La trabajadora dijo que Luisa, asistente de su jefa, le dijo que debía devolver el calzado porque no era de su dotación, sino que se trataba de unos zapatos prestados.
Rojas asegura que no se negó a devolverlos, pero pidió que todo quedara registrado. En una de las grabaciones que aporta como parte de su denuncia se escucha una conversación sobre este tema.
“Entonces yo te voy a entregar el calzado porque el calzado no es mío”, responde Rojas durante la conversación.
En el mismo audio, la trabajadora solicita que quede constancia de la petición. La persona con la que conversa le responde que el calzado no le pertenece y que debía devolverlo.
En la conversación también se escucha hablar sobre la ropa que debía utilizar durante la jornada laboral y a la prohibición de utilizar elementos visibles de otras marcas.
Rojas dijo que finalmente entregó los zapatos al terminar su turno. Según su denuncia, tuvo que salir de la tienda descalza y caminar por el Centro Comercial Unicentro hasta encontrar la salida.
La trabajadora asegura que algunas personas se rieron de la situación y que esto le produjo un ataque de ansiedad.
¿Qué solicita la trabajadora de Zara?
Rojas pide que se investigue lo que pasó el 23 de agosto y que se determine bajo qué condiciones se desarrolló la actividad en el Parque Country.
También solicita revisar el proceso sobre la ARL y establecer por qué inicialmente no aparecía registrada cuando acudió a recibir atención médica.
Pide, además, revisar las comunicaciones que tuvo con sus superiores, el documento que presentó para dejar constancia de los hechos y las circunstancias sobre el registro del RUAF que, según afirma, desapareció.
La trabajadora asegura que cuenta con historias clínicas, incapacidades, documentos y grabaciones. Su petición consiste en que esas pruebas sean revisadas y que se establezca qué ocurrió en cada una de las etapas que describe.
Rojas insiste en que sigue trabajando en Zara y que su denuncia no busca dejar su puesto, sino obtener respuestas sobre lo ocurrido.
“No soy un problema por haber denunciado lo que me pasó”, afirmó en el documento que hizo público.

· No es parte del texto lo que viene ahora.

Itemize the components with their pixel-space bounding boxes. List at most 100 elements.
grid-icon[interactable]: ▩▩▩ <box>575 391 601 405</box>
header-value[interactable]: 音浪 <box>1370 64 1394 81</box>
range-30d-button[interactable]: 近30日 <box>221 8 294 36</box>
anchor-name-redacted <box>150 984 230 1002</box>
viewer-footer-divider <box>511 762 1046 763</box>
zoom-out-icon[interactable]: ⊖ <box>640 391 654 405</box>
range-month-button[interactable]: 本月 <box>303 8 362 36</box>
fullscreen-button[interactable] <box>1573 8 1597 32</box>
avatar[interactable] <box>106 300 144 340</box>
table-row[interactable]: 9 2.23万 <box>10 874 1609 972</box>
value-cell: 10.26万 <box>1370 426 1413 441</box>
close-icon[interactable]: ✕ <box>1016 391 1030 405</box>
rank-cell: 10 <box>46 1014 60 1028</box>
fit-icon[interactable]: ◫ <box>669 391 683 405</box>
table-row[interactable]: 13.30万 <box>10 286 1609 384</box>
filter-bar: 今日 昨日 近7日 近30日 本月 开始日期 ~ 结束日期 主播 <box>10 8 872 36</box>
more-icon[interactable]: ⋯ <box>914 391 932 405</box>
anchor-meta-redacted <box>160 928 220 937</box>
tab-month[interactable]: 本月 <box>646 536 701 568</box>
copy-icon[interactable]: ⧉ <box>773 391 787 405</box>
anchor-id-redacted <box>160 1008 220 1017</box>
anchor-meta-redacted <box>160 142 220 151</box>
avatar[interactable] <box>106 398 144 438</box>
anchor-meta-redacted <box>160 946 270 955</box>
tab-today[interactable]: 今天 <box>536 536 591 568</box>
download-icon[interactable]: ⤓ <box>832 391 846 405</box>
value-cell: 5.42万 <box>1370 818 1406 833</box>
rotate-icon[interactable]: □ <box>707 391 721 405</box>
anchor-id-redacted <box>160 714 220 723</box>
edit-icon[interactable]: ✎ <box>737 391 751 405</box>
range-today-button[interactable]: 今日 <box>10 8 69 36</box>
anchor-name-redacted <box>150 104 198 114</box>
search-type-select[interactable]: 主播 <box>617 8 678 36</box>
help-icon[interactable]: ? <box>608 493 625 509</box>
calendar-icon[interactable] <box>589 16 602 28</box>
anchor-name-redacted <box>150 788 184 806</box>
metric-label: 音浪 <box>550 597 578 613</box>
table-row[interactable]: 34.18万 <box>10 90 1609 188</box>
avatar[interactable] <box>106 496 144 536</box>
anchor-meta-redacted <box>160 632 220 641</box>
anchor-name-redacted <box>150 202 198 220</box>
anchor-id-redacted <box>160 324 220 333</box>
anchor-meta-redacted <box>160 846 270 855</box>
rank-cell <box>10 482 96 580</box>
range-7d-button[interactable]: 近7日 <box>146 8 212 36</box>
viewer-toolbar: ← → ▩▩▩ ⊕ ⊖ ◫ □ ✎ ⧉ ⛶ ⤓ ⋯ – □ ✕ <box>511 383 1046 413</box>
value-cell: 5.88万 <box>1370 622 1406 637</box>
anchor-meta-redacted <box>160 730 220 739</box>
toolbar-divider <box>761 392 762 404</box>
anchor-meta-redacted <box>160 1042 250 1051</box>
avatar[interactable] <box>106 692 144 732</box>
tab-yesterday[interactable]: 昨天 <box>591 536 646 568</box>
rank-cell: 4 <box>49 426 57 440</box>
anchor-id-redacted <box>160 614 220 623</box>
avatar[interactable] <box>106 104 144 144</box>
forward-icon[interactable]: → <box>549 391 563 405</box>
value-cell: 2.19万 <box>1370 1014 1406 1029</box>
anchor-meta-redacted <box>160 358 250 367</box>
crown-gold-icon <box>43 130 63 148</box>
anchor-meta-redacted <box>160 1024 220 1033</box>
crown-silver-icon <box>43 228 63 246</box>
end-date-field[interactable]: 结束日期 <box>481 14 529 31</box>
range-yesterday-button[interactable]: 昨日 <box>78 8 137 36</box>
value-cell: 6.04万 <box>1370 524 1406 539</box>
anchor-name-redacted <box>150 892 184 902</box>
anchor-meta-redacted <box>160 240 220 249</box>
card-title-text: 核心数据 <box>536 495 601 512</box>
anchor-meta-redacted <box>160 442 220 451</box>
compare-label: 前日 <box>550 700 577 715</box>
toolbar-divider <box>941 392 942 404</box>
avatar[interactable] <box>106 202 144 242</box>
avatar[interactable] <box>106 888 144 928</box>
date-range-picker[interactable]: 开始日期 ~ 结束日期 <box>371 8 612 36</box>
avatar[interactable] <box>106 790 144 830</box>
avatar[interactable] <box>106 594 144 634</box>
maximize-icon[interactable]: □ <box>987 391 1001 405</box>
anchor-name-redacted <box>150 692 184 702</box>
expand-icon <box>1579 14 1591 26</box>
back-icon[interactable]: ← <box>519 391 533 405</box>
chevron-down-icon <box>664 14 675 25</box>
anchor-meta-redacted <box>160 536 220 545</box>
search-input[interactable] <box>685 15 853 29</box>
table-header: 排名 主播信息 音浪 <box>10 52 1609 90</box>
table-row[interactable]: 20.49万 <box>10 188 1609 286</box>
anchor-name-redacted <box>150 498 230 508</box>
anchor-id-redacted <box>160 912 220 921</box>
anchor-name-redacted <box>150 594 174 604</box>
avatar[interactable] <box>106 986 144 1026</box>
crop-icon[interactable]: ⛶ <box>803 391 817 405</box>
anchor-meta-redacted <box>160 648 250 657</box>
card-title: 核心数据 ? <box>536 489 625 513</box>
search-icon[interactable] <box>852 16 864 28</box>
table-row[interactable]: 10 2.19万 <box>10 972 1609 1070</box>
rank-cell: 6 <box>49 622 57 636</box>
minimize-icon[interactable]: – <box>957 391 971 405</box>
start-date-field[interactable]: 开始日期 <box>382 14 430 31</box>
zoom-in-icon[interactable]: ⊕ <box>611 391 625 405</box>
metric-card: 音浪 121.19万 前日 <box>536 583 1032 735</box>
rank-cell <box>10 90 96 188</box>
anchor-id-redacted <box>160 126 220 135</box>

También pide que se escuche su versión y que se revisen los registros que conserva sobre el accidente y las actuaciones posteriores.
¿Cuándo ocurrió la caída de la trabajadora?
La caída ocurrió el 23 de agosto, durante una actividad realizada en el Parque Country, según el relato de María Alejandra Rojas. La trabajadora afirma que participó en un juego con una pelota y cayó sobre uno de sus brazos.
¿Qué ocurrió con la atención médica?
Rojas asegura que inicialmente recibió atención mediante la EPS porque, según su relato, no aparecía registrada en la ARL. Posteriormente, después de nuevas verificaciones, pudo recibir atención mediante la ARL en la Clínica Colina y recibió una nueva incapacidad.
¿La trabajadora continúa vinculada a Zara?
Sí. María Alejandra Rojas continúa trabajando en Zara, según la información entregada para esta denuncia. Su reclamo se relaciona con las circunstancias que, de acuerdo con su versión, ocurrieron después de la caída y con el manejo que recibió frente a su atención médica y otras situaciones laborales.